"Kita yakin bisa mencapai pertumbuhan 50 persen di tahun depan (untuk perolehan laba dan pertumbuhan premi). Peningkatan akan banyak karena bisnis bancassurance. Karena kontribusi bancassurance terhadap premi sekitar 99 persen," kata Direktur Utama Capital Life Indonesia Antony Japari, ditemui di Sona Topas Tower, Jakarta, Jumat (16/12/2016).

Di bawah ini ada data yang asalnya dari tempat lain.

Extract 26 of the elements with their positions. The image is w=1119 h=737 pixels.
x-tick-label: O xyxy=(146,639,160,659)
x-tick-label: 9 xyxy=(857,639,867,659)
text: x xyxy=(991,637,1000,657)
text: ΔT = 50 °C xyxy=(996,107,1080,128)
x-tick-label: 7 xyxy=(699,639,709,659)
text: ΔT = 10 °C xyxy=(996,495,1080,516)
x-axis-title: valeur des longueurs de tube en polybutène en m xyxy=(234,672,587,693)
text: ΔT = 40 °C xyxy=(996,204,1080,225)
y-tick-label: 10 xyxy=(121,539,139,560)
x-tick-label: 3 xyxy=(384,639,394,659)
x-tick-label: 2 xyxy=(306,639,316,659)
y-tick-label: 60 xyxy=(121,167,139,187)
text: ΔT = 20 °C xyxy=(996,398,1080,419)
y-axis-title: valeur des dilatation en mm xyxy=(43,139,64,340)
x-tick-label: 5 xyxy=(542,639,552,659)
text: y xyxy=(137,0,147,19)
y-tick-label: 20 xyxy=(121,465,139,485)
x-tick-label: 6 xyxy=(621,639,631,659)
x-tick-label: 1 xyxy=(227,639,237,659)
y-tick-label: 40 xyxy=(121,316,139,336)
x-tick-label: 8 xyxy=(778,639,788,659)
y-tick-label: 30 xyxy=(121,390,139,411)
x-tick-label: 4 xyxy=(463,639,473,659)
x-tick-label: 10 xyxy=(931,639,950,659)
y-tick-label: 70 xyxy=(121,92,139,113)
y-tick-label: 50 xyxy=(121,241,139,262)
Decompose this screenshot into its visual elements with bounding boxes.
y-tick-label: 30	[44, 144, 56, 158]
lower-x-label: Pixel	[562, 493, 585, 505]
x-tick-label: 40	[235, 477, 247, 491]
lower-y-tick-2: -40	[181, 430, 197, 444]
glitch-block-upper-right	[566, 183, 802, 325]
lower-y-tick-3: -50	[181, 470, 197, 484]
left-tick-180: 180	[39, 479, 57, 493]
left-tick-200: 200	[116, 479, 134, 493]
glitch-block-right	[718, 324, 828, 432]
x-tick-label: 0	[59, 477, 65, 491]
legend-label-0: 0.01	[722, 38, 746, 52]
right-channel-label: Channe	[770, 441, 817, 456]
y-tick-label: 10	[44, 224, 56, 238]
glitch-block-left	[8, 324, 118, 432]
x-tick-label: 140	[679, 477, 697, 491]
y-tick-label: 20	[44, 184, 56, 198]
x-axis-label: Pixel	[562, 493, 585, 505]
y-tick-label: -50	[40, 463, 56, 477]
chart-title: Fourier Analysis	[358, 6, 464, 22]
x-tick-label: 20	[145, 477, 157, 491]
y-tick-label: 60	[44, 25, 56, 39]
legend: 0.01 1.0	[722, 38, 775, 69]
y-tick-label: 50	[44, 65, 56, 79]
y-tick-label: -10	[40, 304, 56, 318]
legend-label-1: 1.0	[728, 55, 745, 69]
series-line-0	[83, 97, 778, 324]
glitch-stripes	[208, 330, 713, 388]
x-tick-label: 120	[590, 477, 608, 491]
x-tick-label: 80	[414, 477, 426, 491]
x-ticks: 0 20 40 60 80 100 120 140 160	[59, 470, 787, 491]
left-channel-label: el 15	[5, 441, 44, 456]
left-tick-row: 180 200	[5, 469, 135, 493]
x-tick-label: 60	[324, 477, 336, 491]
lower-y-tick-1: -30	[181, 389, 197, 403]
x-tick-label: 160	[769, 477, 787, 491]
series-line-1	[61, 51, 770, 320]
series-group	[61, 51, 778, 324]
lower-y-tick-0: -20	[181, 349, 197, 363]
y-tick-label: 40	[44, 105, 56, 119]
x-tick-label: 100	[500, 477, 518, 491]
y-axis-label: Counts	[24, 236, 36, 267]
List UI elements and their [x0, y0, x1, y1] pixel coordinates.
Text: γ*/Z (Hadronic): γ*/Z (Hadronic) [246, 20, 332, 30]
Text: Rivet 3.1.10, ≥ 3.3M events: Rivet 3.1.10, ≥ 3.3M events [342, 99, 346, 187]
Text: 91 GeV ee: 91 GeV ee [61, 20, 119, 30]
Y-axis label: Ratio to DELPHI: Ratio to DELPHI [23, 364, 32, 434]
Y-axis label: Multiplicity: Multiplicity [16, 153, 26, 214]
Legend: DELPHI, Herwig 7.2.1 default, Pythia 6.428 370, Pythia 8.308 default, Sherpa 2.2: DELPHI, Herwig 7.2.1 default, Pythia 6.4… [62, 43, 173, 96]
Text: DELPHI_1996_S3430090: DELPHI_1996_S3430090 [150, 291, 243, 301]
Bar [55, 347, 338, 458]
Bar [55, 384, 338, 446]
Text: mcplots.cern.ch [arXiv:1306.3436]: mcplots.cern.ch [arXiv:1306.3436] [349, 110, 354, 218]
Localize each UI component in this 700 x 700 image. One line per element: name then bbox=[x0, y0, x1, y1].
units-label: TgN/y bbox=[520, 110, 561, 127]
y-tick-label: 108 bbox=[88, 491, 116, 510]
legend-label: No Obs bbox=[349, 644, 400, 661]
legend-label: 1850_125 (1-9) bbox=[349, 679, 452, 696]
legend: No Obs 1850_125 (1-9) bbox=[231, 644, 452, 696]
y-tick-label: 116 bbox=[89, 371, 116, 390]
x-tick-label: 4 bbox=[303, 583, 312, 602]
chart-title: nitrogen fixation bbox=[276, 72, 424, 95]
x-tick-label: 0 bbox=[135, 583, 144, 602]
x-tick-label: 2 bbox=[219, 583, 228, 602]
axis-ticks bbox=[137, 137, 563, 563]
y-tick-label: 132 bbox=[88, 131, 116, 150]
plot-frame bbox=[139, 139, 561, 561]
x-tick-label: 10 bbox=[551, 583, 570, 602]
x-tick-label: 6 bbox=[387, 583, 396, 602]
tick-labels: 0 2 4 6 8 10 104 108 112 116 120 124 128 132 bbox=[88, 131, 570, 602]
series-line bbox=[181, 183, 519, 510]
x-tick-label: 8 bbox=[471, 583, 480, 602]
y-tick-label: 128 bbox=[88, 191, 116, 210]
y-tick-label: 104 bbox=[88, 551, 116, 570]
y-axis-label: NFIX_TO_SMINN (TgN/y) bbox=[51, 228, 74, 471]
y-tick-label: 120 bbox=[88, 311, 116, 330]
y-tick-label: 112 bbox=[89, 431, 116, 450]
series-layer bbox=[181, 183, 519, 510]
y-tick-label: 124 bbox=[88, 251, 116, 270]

Selain fokus terhadap pengembangan jalur distribusi bancassurance, lanjut Antony, Capital Life juga akan memfokuskan bisnis di asuransi jiwa kredit. Mengenai bancassurance, masih kata Antony, sudah ada sebanyak delapan bank yang menjalin kerja sama dengan Capital Life.
"Sampai akhir tahun ada dua mitra bank lagi. Jadi ada 10 mitra bank yang telah bekerja sama dengan kita hingga akhir tahun ini," papar Antony.
Lebih lanjut, Antony menjelaskan, Capital Life akan kembali menggandeng sebanyak 10 mitra bank untuk diajak bekerja sama di sepanjang 2017. Dalam hal ini, Capital Life belum berencana menggandeng Bank Perkreditan Raykat (BPR) dan masih berfokus ke Bank Pembangunan Daerah (BPD) dan bank umum.
"Banknya kita masih lihat. Kalau BPR kita akan ada, tapi tidak terlalu fokus," kata Antony.
Saat ini, Capital Life mencatat jumlah nasabah sudah sebanyak 61.500 orang. Sedangkan total premi yang tercatat sebesar Rp2 triliun per November 2016. Ditargetkan total premi bisa mencapai Rp2,1 triliun sampai akhir 2016. Sedangkan untuk laba ditargetkan bisa mencapai Rp5 miliar di akhir tahun ini.